The expectation value of the number of loops and the left-passage probability in the double-dimer model

TL;DR

This paper analyzes the double-dimer model on rectangular lattice domains, calculating probabilities and expectations of loops and passage events using Grassmannian techniques, and extends results to continuum limits.

Contribution

It introduces a Grassmannian-based method to compute loop statistics and passage probabilities in the double-dimer model, including new results for configurations with monomers.

Findings

Probability distribution of nontrivial loops around a cylinder matches previous results.

Expected number of loops surrounding two faces calculated in discrete and continuum cases.

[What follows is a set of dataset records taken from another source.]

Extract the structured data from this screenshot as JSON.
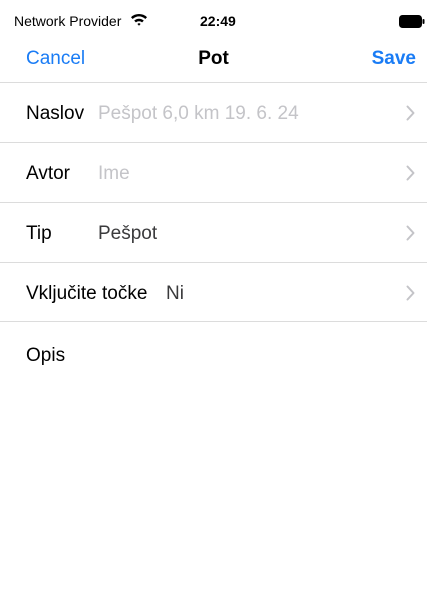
{
  "status_bar": {
    "carrier": "Network Provider",
    "time": "22:49",
    "wifi_icon": "wifi-icon",
    "battery_icon": "battery-full-icon"
  },
  "nav": {
    "cancel_label": "Cancel",
    "title": "Pot",
    "save_label": "Save"
  },
  "form": {
    "rows": [
      {
        "label": "Naslov",
        "value": "Pešpot 6,0 km 19. 6. 24",
        "is_placeholder": true,
        "icon": "chevron-right-icon"
      },
      {
        "label": "Avtor",
        "value": "Ime",
        "is_placeholder": true,
        "icon": "chevron-right-icon"
      },
      {
        "label": "Tip",
        "value": "Pešpot",
        "is_placeholder": false,
        "icon": "chevron-right-icon"
      },
      {
        "label": "Vključite točke",
        "value": "Ni",
        "is_placeholder": false,
        "icon": "chevron-right-icon"
      }
    ],
    "description_label": "Opis"
  },
  "colors": {
    "accent": "#1a7cf5",
    "placeholder": "#c4c4c8",
    "separator": "#dcdcdc"
  }
}
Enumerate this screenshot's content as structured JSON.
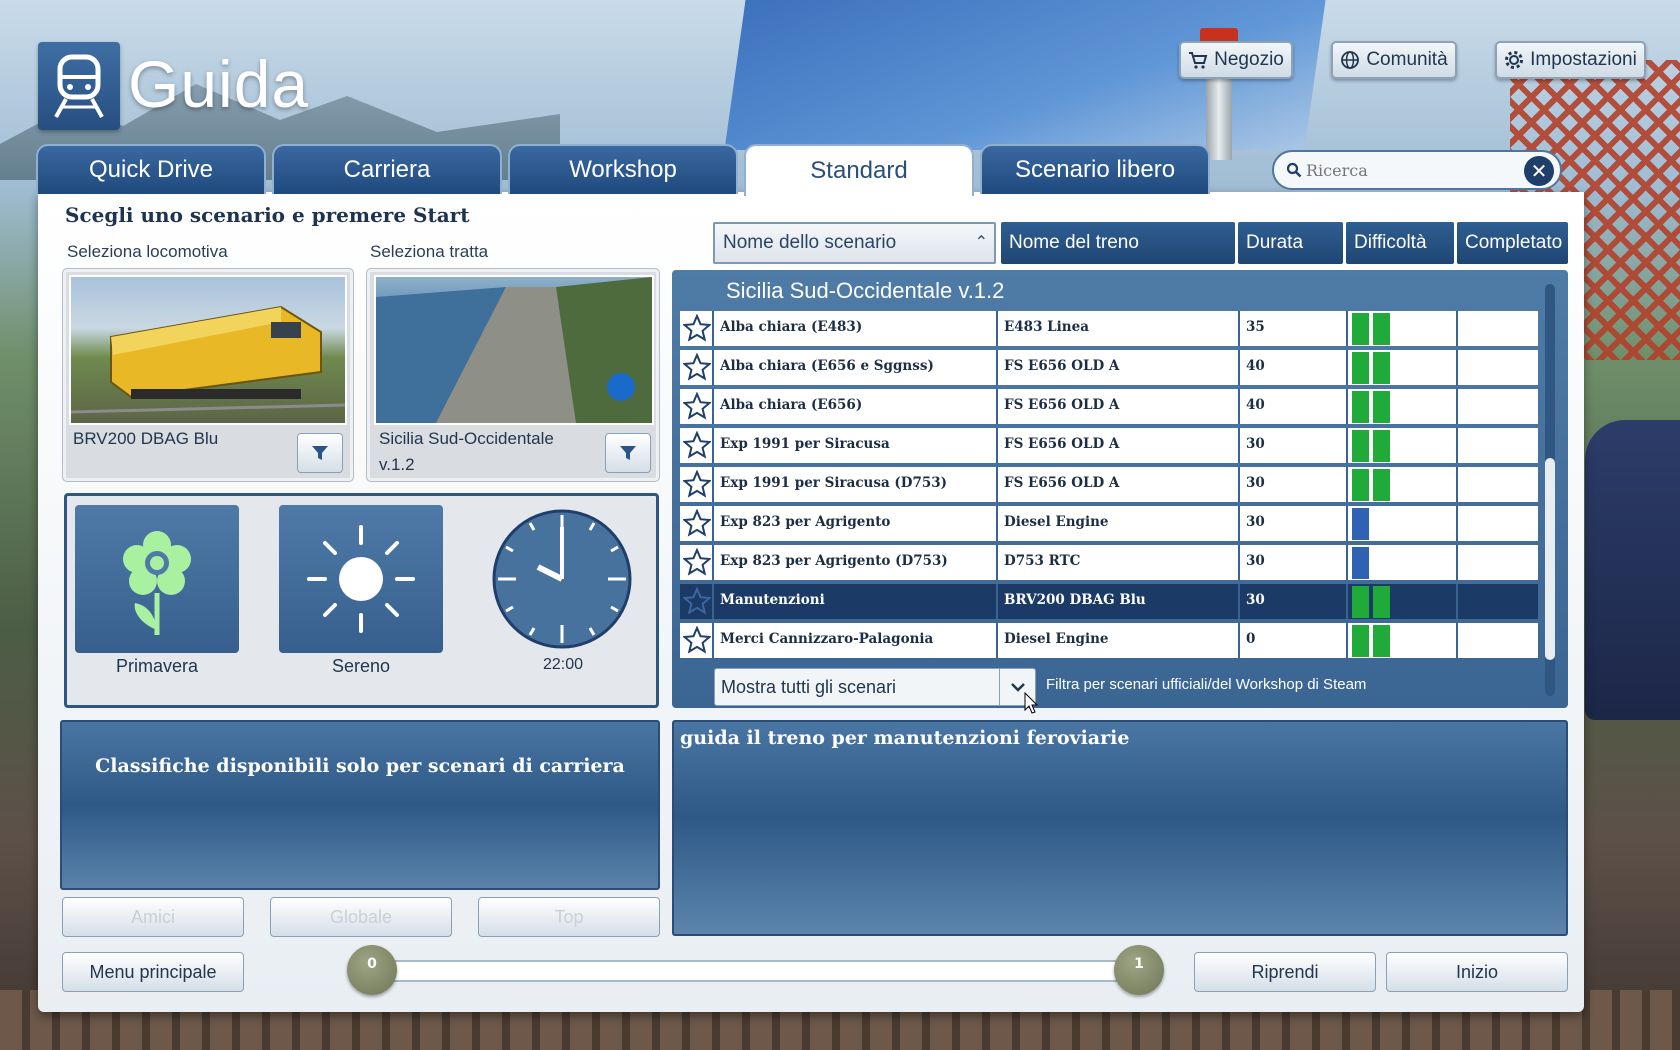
{
  "header": {
    "title": "Guida",
    "buttons": {
      "store": "Negozio",
      "community": "Comunità",
      "settings": "Impostazioni"
    }
  },
  "tabs": [
    {
      "label": "Quick Drive",
      "active": false
    },
    {
      "label": "Carriera",
      "active": false
    },
    {
      "label": "Workshop",
      "active": false
    },
    {
      "label": "Standard",
      "active": true
    },
    {
      "label": "Scenario libero",
      "active": false
    }
  ],
  "search": {
    "placeholder": "Ricerca",
    "value": ""
  },
  "instruction": "Scegli uno scenario e premere Start",
  "loco": {
    "label": "Seleziona locomotiva",
    "name": "BRV200 DBAG Blu"
  },
  "route": {
    "label": "Seleziona tratta",
    "name_line1": "Sicilia Sud-Occidentale",
    "name_line2": "v.1.2"
  },
  "environment": {
    "season": "Primavera",
    "weather": "Sereno",
    "time": "22:00"
  },
  "table": {
    "headers": [
      "Nome dello scenario",
      "Nome del treno",
      "Durata",
      "Difficoltà",
      "Completato"
    ],
    "group": "Sicilia Sud-Occidentale v.1.2",
    "rows": [
      {
        "name": "Alba chiara (E483)",
        "train": "E483 Linea",
        "duration": "35",
        "difficulty": 2,
        "selected": false
      },
      {
        "name": "Alba chiara (E656 e Sggnss)",
        "train": "FS E656 OLD A",
        "duration": "40",
        "difficulty": 2,
        "selected": false
      },
      {
        "name": "Alba chiara (E656)",
        "train": "FS E656 OLD A",
        "duration": "40",
        "difficulty": 2,
        "selected": false
      },
      {
        "name": "Exp 1991 per Siracusa",
        "train": "FS E656 OLD A",
        "duration": "30",
        "difficulty": 2,
        "selected": false
      },
      {
        "name": "Exp 1991 per Siracusa (D753)",
        "train": "FS E656 OLD A",
        "duration": "30",
        "difficulty": 2,
        "selected": false
      },
      {
        "name": "Exp 823 per Agrigento",
        "train": "Diesel Engine",
        "duration": "30",
        "difficulty": 1,
        "selected": false
      },
      {
        "name": "Exp 823 per Agrigento (D753)",
        "train": "D753 RTC",
        "duration": "30",
        "difficulty": 1,
        "selected": false
      },
      {
        "name": "Manutenzioni",
        "train": "BRV200 DBAG Blu",
        "duration": "30",
        "difficulty": 2,
        "selected": true
      },
      {
        "name": "Merci Cannizzaro-Palagonia",
        "train": "Diesel Engine",
        "duration": "0",
        "difficulty": 2,
        "selected": false
      }
    ]
  },
  "filter": {
    "selected": "Mostra tutti gli scenari",
    "hint": "Filtra per scenari ufficiali/del Workshop di Steam"
  },
  "leaderboard": {
    "message": "Classifiche disponibili solo per scenari di carriera",
    "buttons": [
      "Amici",
      "Globale",
      "Top"
    ]
  },
  "description": "guida il treno per manutenzioni feroviarie",
  "footer": {
    "main_menu": "Menu principale",
    "resume": "Riprendi",
    "start": "Inizio",
    "slider_min": "0",
    "slider_max": "1"
  },
  "colors": {
    "accent": "#2f5e91",
    "difficulty_green": "#1faa3a",
    "difficulty_blue": "#2f62b3"
  }
}
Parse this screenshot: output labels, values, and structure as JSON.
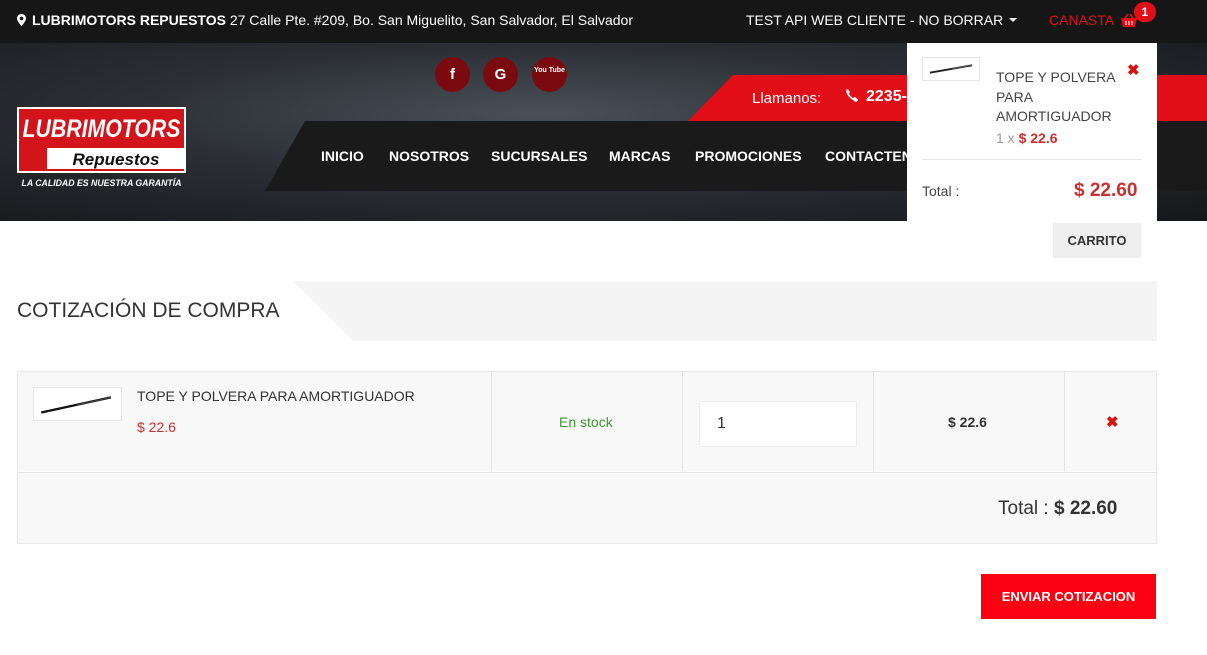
{
  "topbar": {
    "store_name": "LUBRIMOTORS REPUESTOS",
    "address": "27 Calle Pte. #209, Bo. San Miguelito, San Salvador, El Salvador",
    "user_label": "TEST API WEB CLIENTE - NO BORRAR",
    "cart_label": "CANASTA",
    "cart_count": "1"
  },
  "logo": {
    "line1": "LUBRIMOTORS",
    "line2": "Repuestos",
    "tagline": "LA CALIDAD ES NUESTRA GARANTÍA"
  },
  "social": [
    "f",
    "G",
    "You Tube"
  ],
  "callbar": {
    "label": "Llamanos:",
    "phone": "2235-"
  },
  "nav": {
    "items": [
      "INICIO",
      "NOSOTROS",
      "SUCURSALES",
      "MARCAS",
      "PROMOCIONES",
      "CONTACTEN"
    ]
  },
  "minicart": {
    "product_name": "TOPE Y POLVERA PARA AMORTIGUADOR",
    "qty_prefix": "1 x",
    "qty_price": "$ 22.6",
    "total_label": "Total :",
    "total_value": "$ 22.60",
    "button": "CARRITO"
  },
  "page": {
    "title": "COTIZACIÓN DE COMPRA"
  },
  "cart": {
    "items": [
      {
        "name": "TOPE Y POLVERA PARA AMORTIGUADOR",
        "price": "$ 22.6",
        "stock": "En stock",
        "qty": "1",
        "line_total": "$ 22.6"
      }
    ],
    "total_label": "Total :",
    "total_value": "$ 22.60"
  },
  "actions": {
    "send": "ENVIAR COTIZACION"
  },
  "colors": {
    "brand_red": "#e20e17",
    "price_red": "#c9302c",
    "stock_green": "#3c9a2f"
  }
}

Derived partition functions for dimer models with monomers, including boundary cases.

Abstract

We study various statistical properties of the double-dimer model, a generalization of the dimer model, on rectangular domains of the square lattice. We take advantage of the Grassmannian representation of the dimer model, first to calculate the probability distribution of the number of nontrivial loops around a cylinder, which is consistent with the previously known result, and then to calculate the expectation value of the number of loops surrounding two faces and the left-passage probability, both in the discrete and the continuum cases. We also briefly explain the calculation of some related observables. As a by-product, we obtain the partition function of the dimer model in the presence of two and four monomers, and a single monomer on the boundary.